Along the lines of the technology of expanded consciousness, I have often gotten a lot out of Ivo Quartiroli’s posts on his indranet blog – intelligent, critical, but calmly expressed concerns about online culture and consciousness from the perspective of a programmer nerd who is also a hardcore meditator and intelligent spiritual seeker. His new book The Digitally Divided Self is a kind of tech-nerd mystic’s version of Nicholas Carr’s The Shallows, where some of the familiar (and not so familiar) concerns about the effect of the Internet on our brains, minds, bodies, and selves (including lots of research) are shot through with a bracing spiritual critique grounded in what one might call “post-rational” states of consciousness and experience. The philosophical language (around “reality” let’s say) is sometimes too simple, and he slips into some rote neo-Luddism at times, but this is very solid technology critique that takes the possibilities of spiritual practice very seriously—including the possibility that the training of attention through meditation may provide exactly what we need to dodge the dubious fate of becoming servo-mechanisms of the hive mind and manipulative networks of influence and distraction. Though it could have gone through another few rounds of editing, Ivo’s voice—concerned, compassionate, incisive, non-judgmental—is a unique and powerful one. Not a jeremiad, but a dharma combat.
Speaking of post-rational states of consciousness, I am incredibly happy to finally be reading Phil Baker’s Austin Osman Spare: The Life and Legend of London’s Lost Artist, the first book-length biography about the legendary occultist and fine artist, who was born in 1886 and died in the 50s.

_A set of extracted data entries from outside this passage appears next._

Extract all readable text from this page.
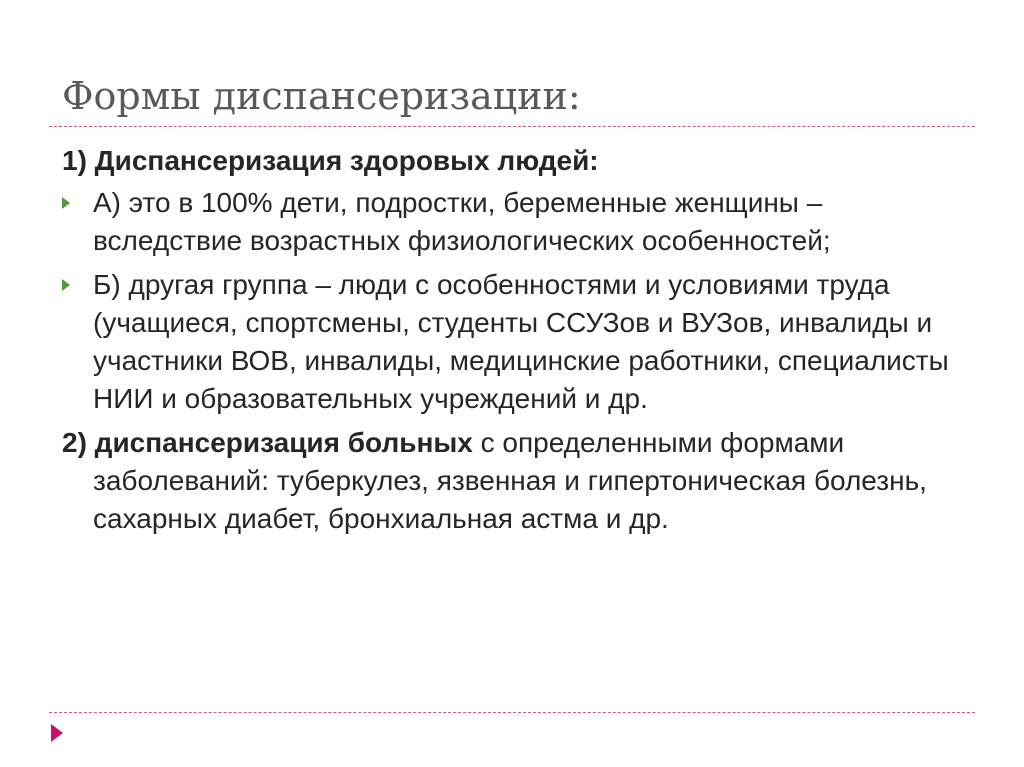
Формы диспансеризации:

1) Диспансеризация здоровых людей:

А) это в 100% дети, подростки, беременные женщины – вследствие возрастных физиологических особенностей;
Б) другая группа – люди с особенностями и условиями труда (учащиеся, спортсмены, студенты ССУЗов и ВУЗов, инвалиды и участники ВОВ, инвалиды, медицинские работники, специалисты НИИ и образовательных учреждений и др.

2) диспансеризация больных с определенными формами заболеваний: туберкулез, язвенная и гипертоническая болезнь, сахарных диабет, бронхиальная астма и др.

Spare is a fascinating fellow. As an artist, he transformed the aesthetic vibe of Beardsley-esque decadence into a unique and under-appreciated body of work (paintings, drawings, and amazing portraiture) that manages to be at once elegant, haunting, and deranged—the latter element at times reminiscent of Bacon. Moreover, Spare is arguably the most important—and almost certainly the most storied—British occultist after Crowley. His ideas and practices, highly idiosyncratic and deeply interfused with his remarkable artistic productions (especially his sigil magic), built a modernist bridge between the Edwardian culture of pseudo-traditionalist occult lore and a more Freudian, avant-garde, and psychologically radical embrace of the abject, the erotic, the unconscious—a bridge that makes him the godfather of chaos magic. Baker is a wonderful writer, careful, intelligent and tart. He also knows his London, and the Spare that emerges in his portrayal is very much an avatar of that unique and ancient town: humble Cockney beginnings, the bright years as a smoldering wunderkind, and then a long plunge into poverty, obscurity, and a deep weirdness that brought him in touch with Kenneth Grant, to whom we owe some of Spare’s legend. Spare emerges as an almost Blakean character, a visionary Londoner whose poverty could not keep the visions at bay.